67. A method of detecting presence, absence or level of a substance in a sample the method comprising: (a) exposing a population of cells to the sample, said population of cells including at least two subpopulations of cells, wherein a first subpopulation of said at least two subpopulations of cells includes a first reporter expression construct being expressible in a cell of said first subpopulation when exposed to a first analyte and whereas a second subpopulation of said at least two subpopulation of cells includes a second reporter expression construct being expressible in a cell of said second subpopulation when exposed to a second analyte with the sample; and(b) analyzing expression of said reporter expression constructs in each of said at least two subpopulations of cells, to thereby detect presence, absence or level of the substance in the sample.

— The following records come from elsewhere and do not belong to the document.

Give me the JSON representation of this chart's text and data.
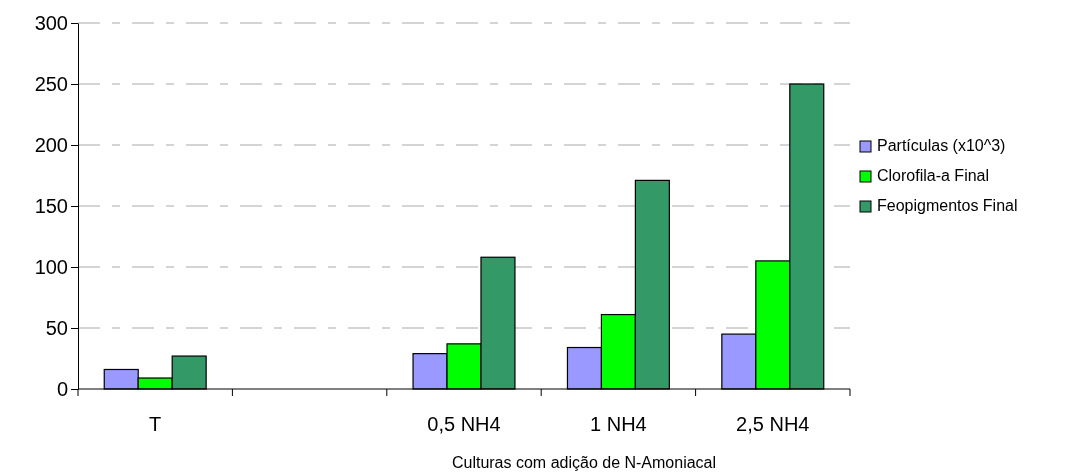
{
  "chart_data": {
    "type": "bar",
    "xlabel": "Culturas com adição de N-Amoniacal",
    "categories": [
      "T",
      null,
      "0,5 NH4",
      "1 NH4",
      "2,5 NH4"
    ],
    "series": [
      {
        "name": "Partículas (x10^3)",
        "color": "#9999ff",
        "values": [
          16,
          null,
          29,
          34,
          45
        ]
      },
      {
        "name": "Clorofila-a Final",
        "color": "#00ff00",
        "values": [
          9,
          null,
          37,
          61,
          105
        ]
      },
      {
        "name": "Feopigmentos Final",
        "color": "#339966",
        "values": [
          27,
          null,
          108,
          171,
          250
        ]
      }
    ],
    "ylim": [
      0,
      300
    ],
    "yticks": [
      0,
      50,
      100,
      150,
      200,
      250,
      300
    ],
    "grid": "y",
    "legend": "right"
  }
}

68. The method of claim 67, wherein each of said reporter expression construct includes a cis-acting regulatory element being operably fused to a reporter gene.

69. The method of claim 67, wherein said reporter gene is selected from a group consisting of a fluorescent protein, an enzyme and an affinity tag.

70. The method of claim 68, wherein said cis-acting regulatory element is a promoter

71. The method of claim 70, wherein said promoter is selected from the group consisting of MipA, LacZ, GrpE, Fiu, MalPQ, oraA, nhoA, recA, otsAB and yciD.

72. The method of claim 67, wherein each of said first or said second analyte is independently selected from the group consisting of a condition and a substance.

73. The method of claim 67, wherein each of said at least two subpopulations of cells is tagged.

74. The method of claim 67, wherein analyzing expression is effected by a pattern recognition software.